Uno empieza a sumar los millones de beneficios de los
bancos y salen cifras astronómicas. Y uno, que es un profano, no sabe que hacen
para ganar tanto. No plantan nada, no
hacen nada. Están en sus locales, con luz artificial todo el día (como en una
incubadora), entre papeles y teclados,
parece que gestionan nuestros ahorros, haciendo trámites como modernos sacerdotes
en nuestra relación con el dios dinero.
A esos beneficios que les caen del cielo hay que sumar
los gastos de esas superinstalaciones, los salarios de los empleados que en lo
alto de la jerarquía son de muchos ceros.
En estos
establecimientos se produce algo así como el milagro de la multiplicación de
los panes y los peces.

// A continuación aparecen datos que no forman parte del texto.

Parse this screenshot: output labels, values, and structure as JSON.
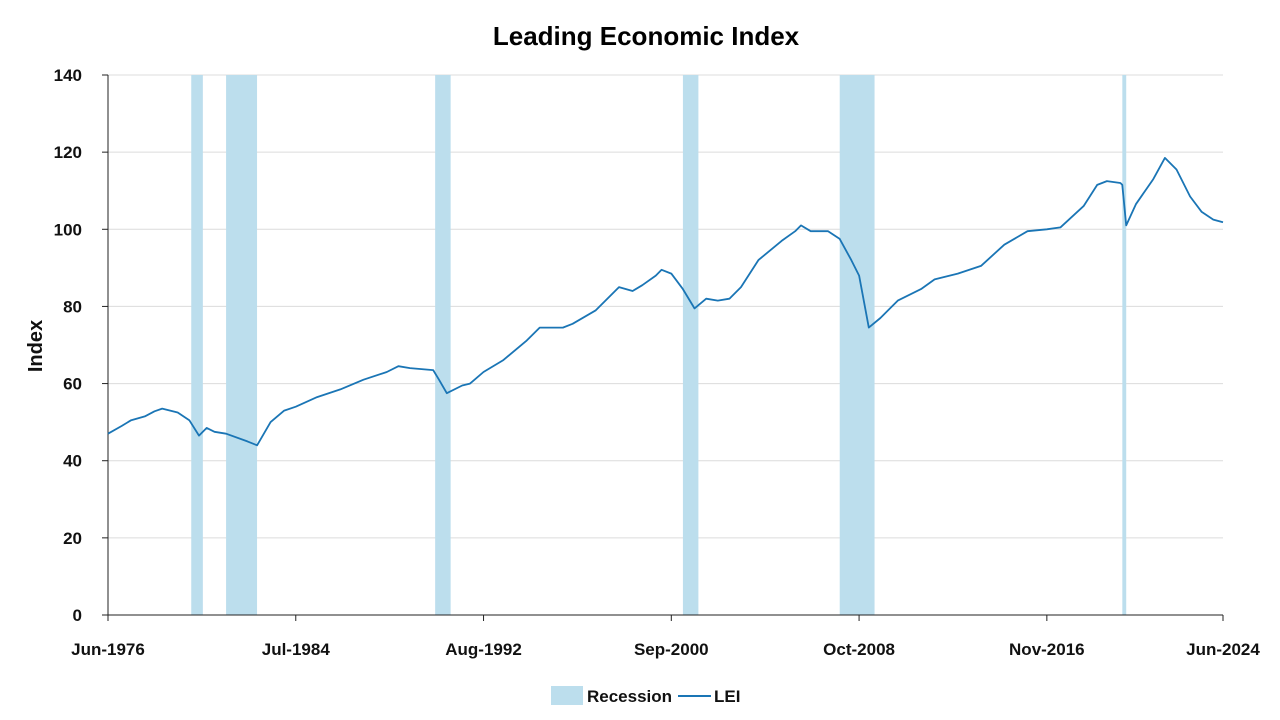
{
  "chart_data": {
    "type": "line",
    "title": "Leading Economic Index",
    "xlabel": "",
    "ylabel": "Index",
    "ylim": [
      0,
      140
    ],
    "yticks": [
      0,
      20,
      40,
      60,
      80,
      100,
      120,
      140
    ],
    "xlim": [
      "1976-06",
      "2024-06"
    ],
    "xticks": [
      "Jun-1976",
      "Jul-1984",
      "Aug-1992",
      "Sep-2000",
      "Oct-2008",
      "Nov-2016",
      "Jun-2024"
    ],
    "grid": true,
    "legend": {
      "placement": "bottom-center",
      "entries": [
        "Recession",
        "LEI"
      ]
    },
    "colors": {
      "line": "#1a75b5",
      "recession": "#bcdeed",
      "grid": "#dcdcdc",
      "axis": "#222222"
    },
    "recessions": [
      {
        "start": "1980-01",
        "end": "1980-07"
      },
      {
        "start": "1981-07",
        "end": "1982-11"
      },
      {
        "start": "1990-07",
        "end": "1991-03"
      },
      {
        "start": "2001-03",
        "end": "2001-11"
      },
      {
        "start": "2007-12",
        "end": "2009-06"
      },
      {
        "start": "2020-02",
        "end": "2020-04"
      }
    ],
    "series": [
      {
        "name": "LEI",
        "points": [
          [
            "1976-06",
            47.0
          ],
          [
            "1977-01",
            49.0
          ],
          [
            "1977-06",
            50.5
          ],
          [
            "1978-01",
            51.5
          ],
          [
            "1978-06",
            52.8
          ],
          [
            "1978-10",
            53.5
          ],
          [
            "1979-06",
            52.5
          ],
          [
            "1979-12",
            50.5
          ],
          [
            "1980-05",
            46.5
          ],
          [
            "1980-09",
            48.5
          ],
          [
            "1981-01",
            47.5
          ],
          [
            "1981-07",
            47.0
          ],
          [
            "1982-06",
            45.0
          ],
          [
            "1982-11",
            44.0
          ],
          [
            "1983-06",
            50.0
          ],
          [
            "1984-01",
            53.0
          ],
          [
            "1984-07",
            54.0
          ],
          [
            "1985-06",
            56.5
          ],
          [
            "1986-06",
            58.5
          ],
          [
            "1987-06",
            61.0
          ],
          [
            "1988-06",
            63.0
          ],
          [
            "1988-12",
            64.5
          ],
          [
            "1989-06",
            64.0
          ],
          [
            "1990-06",
            63.5
          ],
          [
            "1990-09",
            61.0
          ],
          [
            "1991-01",
            57.5
          ],
          [
            "1991-09",
            59.5
          ],
          [
            "1992-01",
            60.0
          ],
          [
            "1992-08",
            63.0
          ],
          [
            "1993-06",
            66.0
          ],
          [
            "1994-06",
            71.0
          ],
          [
            "1995-01",
            74.5
          ],
          [
            "1995-06",
            74.5
          ],
          [
            "1996-01",
            74.5
          ],
          [
            "1996-06",
            75.5
          ],
          [
            "1997-06",
            79.0
          ],
          [
            "1998-06",
            85.0
          ],
          [
            "1999-01",
            84.0
          ],
          [
            "1999-06",
            85.5
          ],
          [
            "2000-01",
            88.0
          ],
          [
            "2000-04",
            89.5
          ],
          [
            "2000-09",
            88.5
          ],
          [
            "2001-03",
            84.5
          ],
          [
            "2001-09",
            79.5
          ],
          [
            "2002-03",
            82.0
          ],
          [
            "2002-09",
            81.5
          ],
          [
            "2003-03",
            82.0
          ],
          [
            "2003-09",
            85.0
          ],
          [
            "2004-06",
            92.0
          ],
          [
            "2005-06",
            97.0
          ],
          [
            "2006-01",
            99.5
          ],
          [
            "2006-04",
            101.0
          ],
          [
            "2006-09",
            99.5
          ],
          [
            "2007-06",
            99.5
          ],
          [
            "2007-12",
            97.5
          ],
          [
            "2008-06",
            92.0
          ],
          [
            "2008-10",
            88.0
          ],
          [
            "2009-03",
            74.5
          ],
          [
            "2009-09",
            77.0
          ],
          [
            "2010-06",
            81.5
          ],
          [
            "2011-06",
            84.5
          ],
          [
            "2012-01",
            87.0
          ],
          [
            "2013-01",
            88.5
          ],
          [
            "2014-01",
            90.5
          ],
          [
            "2015-01",
            96.0
          ],
          [
            "2016-01",
            99.5
          ],
          [
            "2016-11",
            100.0
          ],
          [
            "2017-06",
            100.5
          ],
          [
            "2018-06",
            106.0
          ],
          [
            "2019-01",
            111.5
          ],
          [
            "2019-06",
            112.5
          ],
          [
            "2020-01",
            112.0
          ],
          [
            "2020-02",
            111.5
          ],
          [
            "2020-04",
            101.0
          ],
          [
            "2020-09",
            106.5
          ],
          [
            "2021-06",
            113.0
          ],
          [
            "2021-12",
            118.5
          ],
          [
            "2022-06",
            115.5
          ],
          [
            "2023-01",
            108.5
          ],
          [
            "2023-07",
            104.5
          ],
          [
            "2024-01",
            102.5
          ],
          [
            "2024-06",
            101.8
          ]
        ]
      }
    ]
  }
}
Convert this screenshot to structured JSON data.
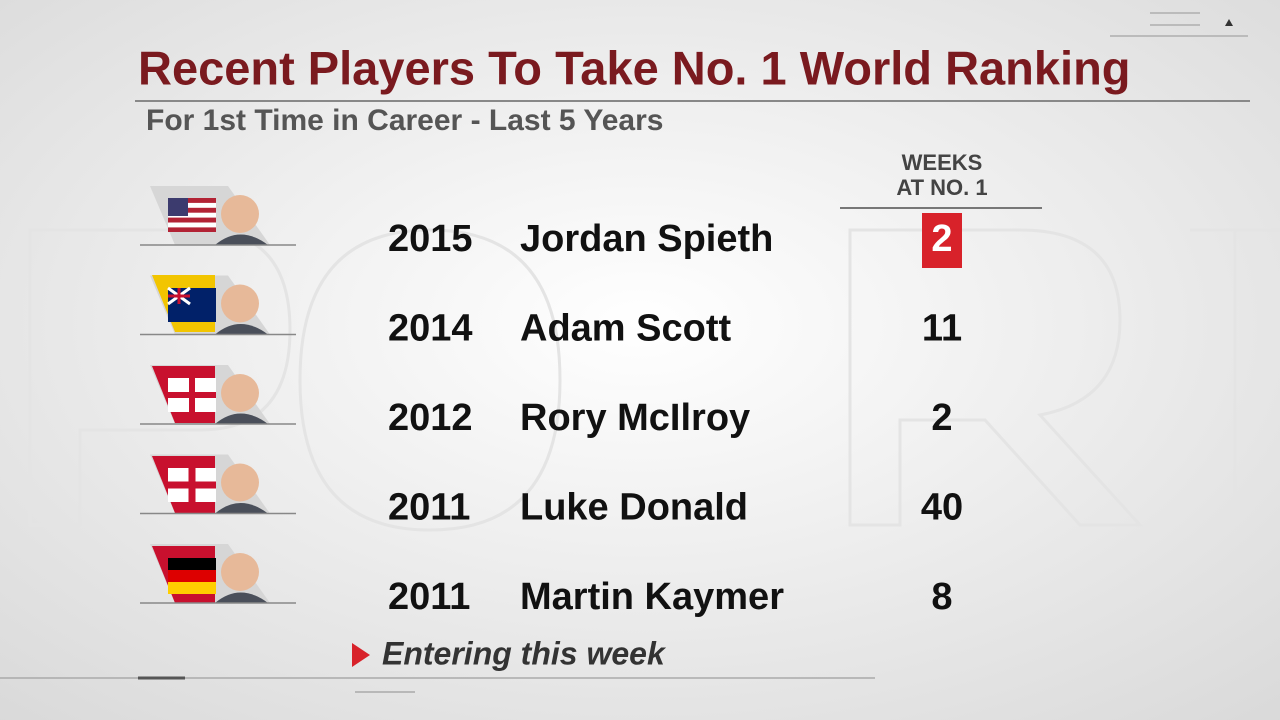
{
  "header": {
    "title": "Recent Players To Take No. 1 World Ranking",
    "subtitle": "For 1st Time in Career - Last 5 Years",
    "weeks_label": [
      "WEEKS",
      "AT NO. 1"
    ]
  },
  "table": {
    "rows": [
      {
        "year": "2015",
        "name": "Jordan Spieth",
        "weeks": "2"
      },
      {
        "year": "2014",
        "name": "Adam Scott",
        "weeks": "11"
      },
      {
        "year": "2012",
        "name": "Rory McIlroy",
        "weeks": "2"
      },
      {
        "year": "2011",
        "name": "Luke Donald",
        "weeks": "40"
      },
      {
        "year": "2011",
        "name": "Martin Kaymer",
        "weeks": "8"
      }
    ]
  },
  "footer": {
    "note": "Entering this week"
  }
}
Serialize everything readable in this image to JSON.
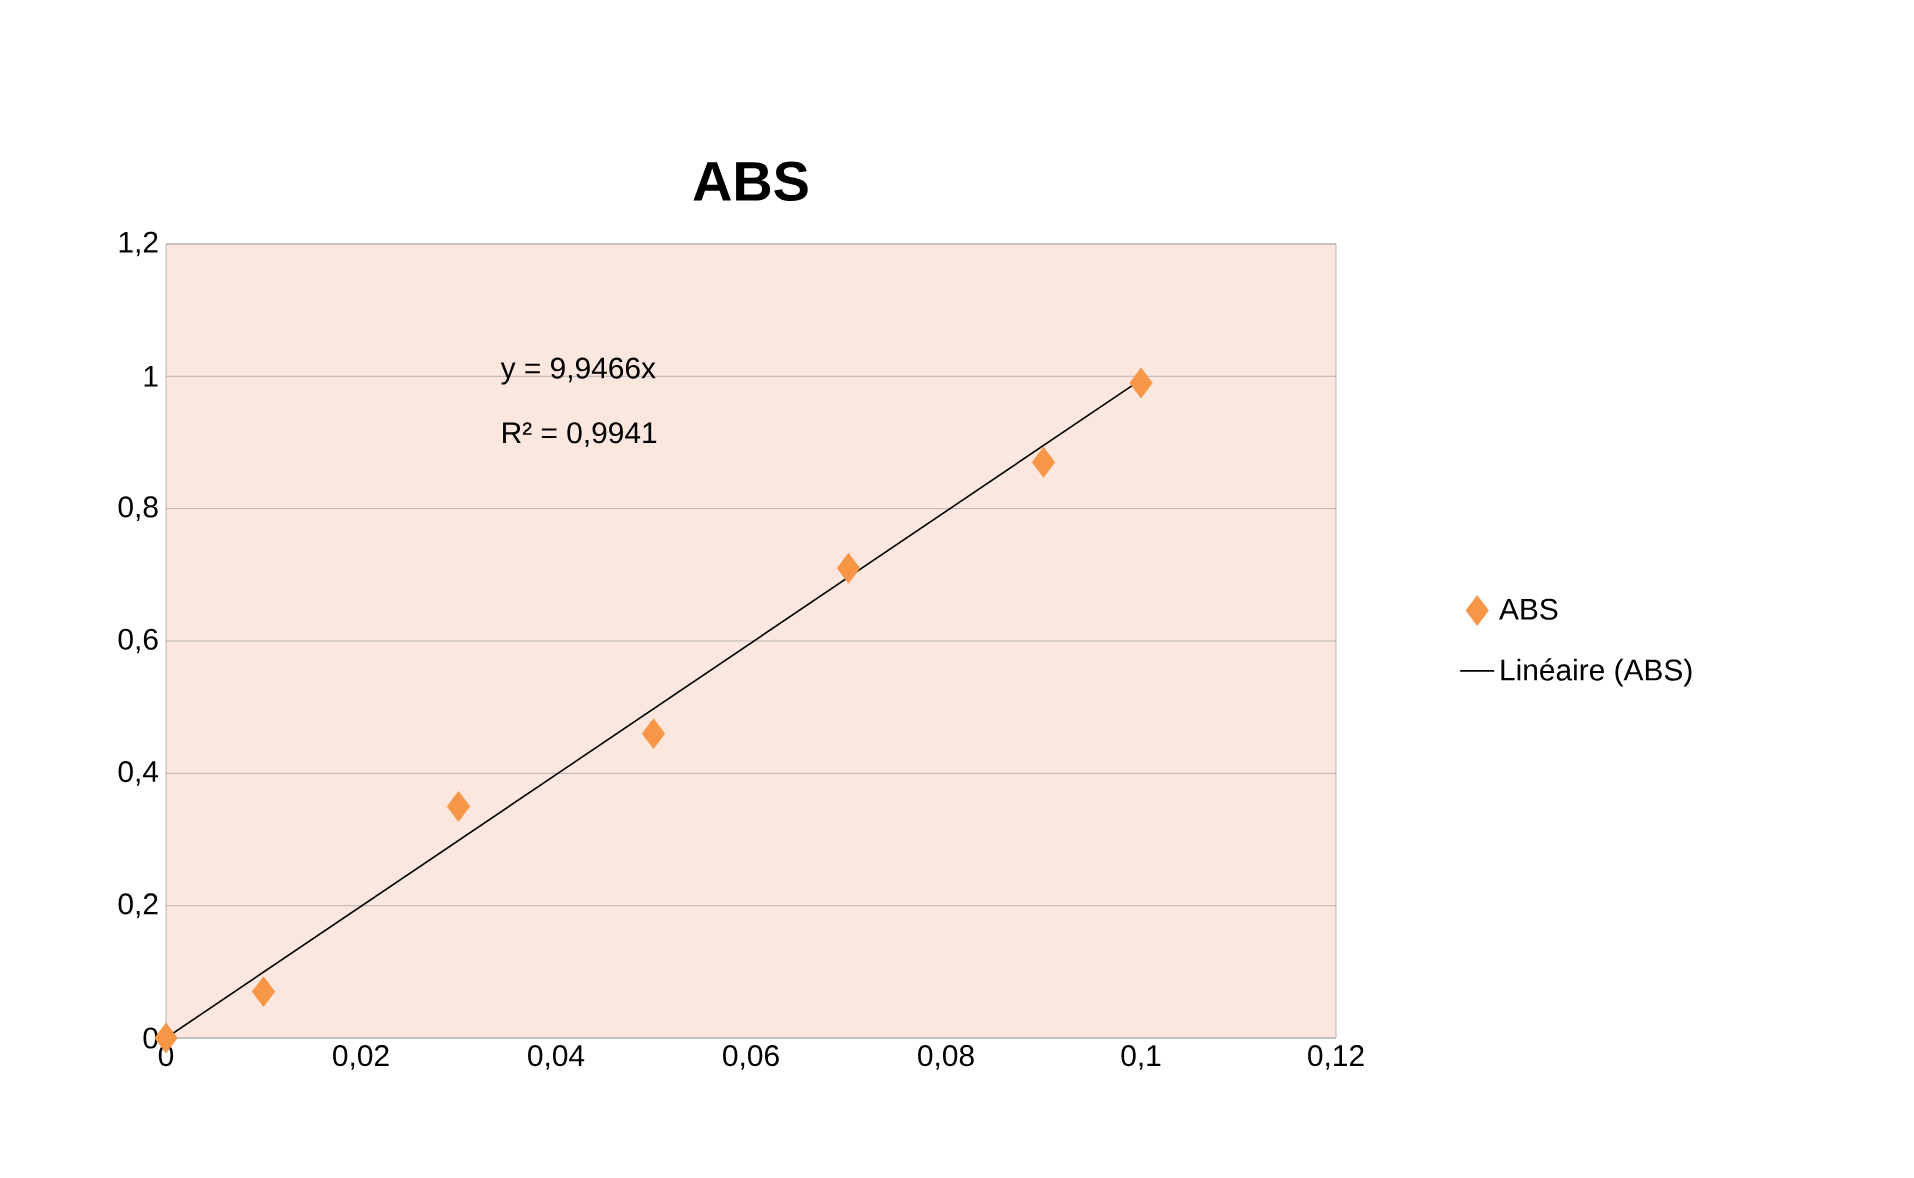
{
  "chart_data": {
    "type": "scatter",
    "title": "ABS",
    "series": [
      {
        "name": "ABS",
        "type": "scatter",
        "color": "#f79646",
        "marker": "diamond",
        "x": [
          0,
          0.01,
          0.03,
          0.05,
          0.07,
          0.09,
          0.1
        ],
        "values": [
          0,
          0.07,
          0.35,
          0.46,
          0.71,
          0.87,
          0.99
        ]
      },
      {
        "name": "Linéaire (ABS)",
        "type": "line",
        "color": "#000000",
        "marker": "none",
        "line_style": "solid",
        "x": [
          0,
          0.1
        ],
        "values": [
          0,
          0.995
        ]
      }
    ],
    "annotations": [
      "y = 9,9466x",
      "R² = 0,9941"
    ],
    "xlim": [
      0,
      0.12
    ],
    "ylim": [
      0,
      1.2
    ],
    "xticks": [
      0,
      {
        "value": 0.02,
        "label": "0,02"
      },
      {
        "value": 0.04,
        "label": "0,04"
      },
      {
        "value": 0.06,
        "label": "0,06"
      },
      {
        "value": 0.08,
        "label": "0,08"
      },
      {
        "value": 0.1,
        "label": "0,1"
      },
      {
        "value": 0.12,
        "label": "0,12"
      }
    ],
    "yticks": [
      0,
      {
        "value": 0.2,
        "label": "0,2"
      },
      {
        "value": 0.4,
        "label": "0,4"
      },
      {
        "value": 0.6,
        "label": "0,6"
      },
      {
        "value": 0.8,
        "label": "0,8"
      },
      1,
      {
        "value": 1.2,
        "label": "1,2"
      }
    ],
    "grid": "y",
    "legend": "right"
  }
}
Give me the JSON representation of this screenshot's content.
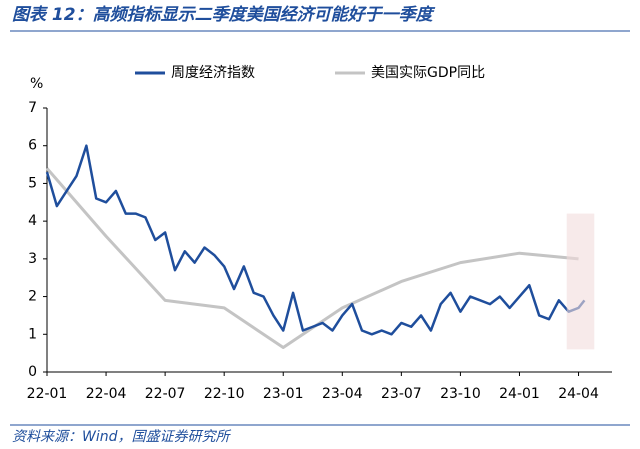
{
  "chart_data": {
    "type": "line",
    "title": "图表 12：高频指标显示二季度美国经济可能好于一季度",
    "source": "资料来源：Wind，国盛证券研究所",
    "y_unit": "%",
    "ylim": [
      0,
      7
    ],
    "yticks": [
      0,
      1,
      2,
      3,
      4,
      5,
      6,
      7
    ],
    "xlim": [
      0,
      28.7
    ],
    "xticks": [
      {
        "value": 0,
        "label": "22-01"
      },
      {
        "value": 3,
        "label": "22-04"
      },
      {
        "value": 6,
        "label": "22-07"
      },
      {
        "value": 9,
        "label": "22-10"
      },
      {
        "value": 12,
        "label": "23-01"
      },
      {
        "value": 15,
        "label": "23-04"
      },
      {
        "value": 18,
        "label": "23-07"
      },
      {
        "value": 21,
        "label": "23-10"
      },
      {
        "value": 24,
        "label": "24-01"
      },
      {
        "value": 27,
        "label": "24-04"
      }
    ],
    "legend": "top",
    "shaded_region": {
      "x": [
        26.4,
        27.8
      ],
      "y": [
        0.6,
        4.2
      ],
      "color": "#f2dcdc"
    },
    "series": [
      {
        "name": "周度经济指数",
        "color": "#1f4e9c",
        "x": [
          0,
          0.5,
          1,
          1.5,
          2,
          2.5,
          3,
          3.5,
          4,
          4.5,
          5,
          5.5,
          6,
          6.5,
          7,
          7.5,
          8,
          8.5,
          9,
          9.5,
          10,
          10.5,
          11,
          11.5,
          12,
          12.5,
          13,
          13.5,
          14,
          14.5,
          15,
          15.5,
          16,
          16.5,
          17,
          17.5,
          18,
          18.5,
          19,
          19.5,
          20,
          20.5,
          21,
          21.5,
          22,
          22.5,
          23,
          23.5,
          24,
          24.5,
          25,
          25.5,
          26,
          26.5,
          27,
          27.3
        ],
        "values": [
          5.3,
          4.4,
          4.8,
          5.2,
          6.0,
          4.6,
          4.5,
          4.8,
          4.2,
          4.2,
          4.1,
          3.5,
          3.7,
          2.7,
          3.2,
          2.9,
          3.3,
          3.1,
          2.8,
          2.2,
          2.8,
          2.1,
          2.0,
          1.5,
          1.1,
          2.1,
          1.1,
          1.2,
          1.3,
          1.1,
          1.5,
          1.8,
          1.1,
          1.0,
          1.1,
          1.0,
          1.3,
          1.2,
          1.5,
          1.1,
          1.8,
          2.1,
          1.6,
          2.0,
          1.9,
          1.8,
          2.0,
          1.7,
          2.0,
          2.3,
          1.5,
          1.4,
          1.9,
          1.6,
          1.7,
          1.9
        ]
      },
      {
        "name": "美国实际GDP同比",
        "color": "#c4c4c4",
        "x": [
          0,
          3,
          6,
          9,
          12,
          15,
          18,
          21,
          24,
          27
        ],
        "values": [
          5.4,
          3.6,
          1.9,
          1.7,
          0.65,
          1.7,
          2.4,
          2.9,
          3.15,
          3.0
        ]
      }
    ]
  }
}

Es donde más dinero se produce con el simple hecho de
mover el de los demás. Mira que yo lo he intentado en mi casa: cambiarlo de
sitio, meterlo en el frigo, calentarlo en el horno….
Así que uno asume que aceptar como naturales los
beneficios de la banca es como los de los dogmas de la Iglesia: no tienen una
explicación razonable, es cuestión de fe.
Este sistema financiero nuestro es como un partido de
fútbol, donde para que uno gane el otro tiene que perder. En este partido de la
economía la banca siempre gana. Que tengamos que asumir como normal que un
banco airee que ha generado 100, 300 o mil millones más de beneficio que el año
pasado resulta un agravio obsceno.
Tiene toda la
pinta de una cacería económica en la que la pieza somos todos y los trofeos son
esos beneficios que con orgullo se muestran públicamente. Cuando uno lee esos
beneficios no sabe muy bien por donde le ha venido el tiro.